For no reason he could think of he found himself remembering the moment in McGonagle’s pub half a year ago when, dizzily drunk amidst the din of Christmas reveling, he had caught sight of his own face, flushed and bulbous and bleary, reflected in the bottom of his empty whiskey glass and had realized with unaccountable certitude that he had just taken his last drink. Since then he had been sober. He was as amazed by this as was anyone who knew him. He felt that it was not he who had made the decision, but that somehow it had been made for him. Despite all his training and his years in the dissecting room he had a secret conviction that the body has a consciousness of its own, and knows itself and its needs as well as or better than the mind imagines that it does. The decree delivered to him that night by his gut and his swollen liver and the ventricles of his heart was absolute and incontestable. For nearly two years he had been falling steadily into the abyss of drink, falling almost as far as he had in the time, two decades before, after his wife had died, and now the fall was broken—
Squinting at the scrap of paper on the corner of the desk, he lifted the telephone receiver and dialed. The bell jangled afar down the line.
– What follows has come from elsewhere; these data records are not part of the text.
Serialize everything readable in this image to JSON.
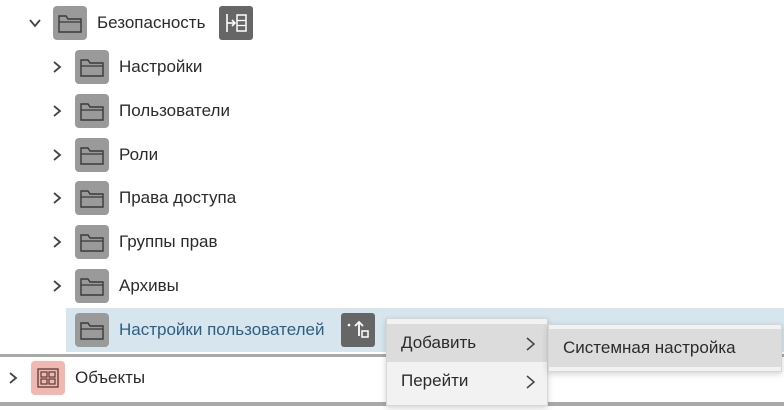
{
  "tree": {
    "root": {
      "label": "Безопасность"
    },
    "children": [
      {
        "label": "Настройки"
      },
      {
        "label": "Пользователи"
      },
      {
        "label": "Роли"
      },
      {
        "label": "Права доступа"
      },
      {
        "label": "Группы прав"
      },
      {
        "label": "Архивы"
      },
      {
        "label": "Настройки пользователей"
      }
    ],
    "objects": {
      "label": "Объекты"
    }
  },
  "context_menu": {
    "items": [
      {
        "label": "Добавить"
      },
      {
        "label": "Перейти"
      }
    ]
  },
  "submenu": {
    "items": [
      {
        "label": "Системная настройка"
      }
    ]
  },
  "colors": {
    "selection": "#d7e6ee",
    "selected_text": "#2c5f84",
    "folder_bg": "#9a9a9a",
    "objects_icon_bg": "#f0b8b0"
  },
  "icons": {
    "folder": "folder-icon",
    "expand": "chevron-right-icon",
    "collapse": "chevron-down-icon",
    "root_action": "tree-structure-icon",
    "selected_action": "add-item-icon",
    "objects": "objects-grid-icon"
  }
}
—Afterwards, out of curiosity, he had upended another whiskey glass, this time one he had not emptied, to find if it was really possible to see himself in the bottom of it, but no reflection had appeared there.
The sound of Billy Hunt’s voice was no help; he did not recognize it any more readily than he had the name. The accent was at once flat and singsong, with broad vowels and dulled consonants. A countryman. There was a slight flutter in the tone, a slight wobble, as if the speaker might be about to burst into laughter, or into something else. Some words he slurred, hurrying over them. Maybe he was tipsy?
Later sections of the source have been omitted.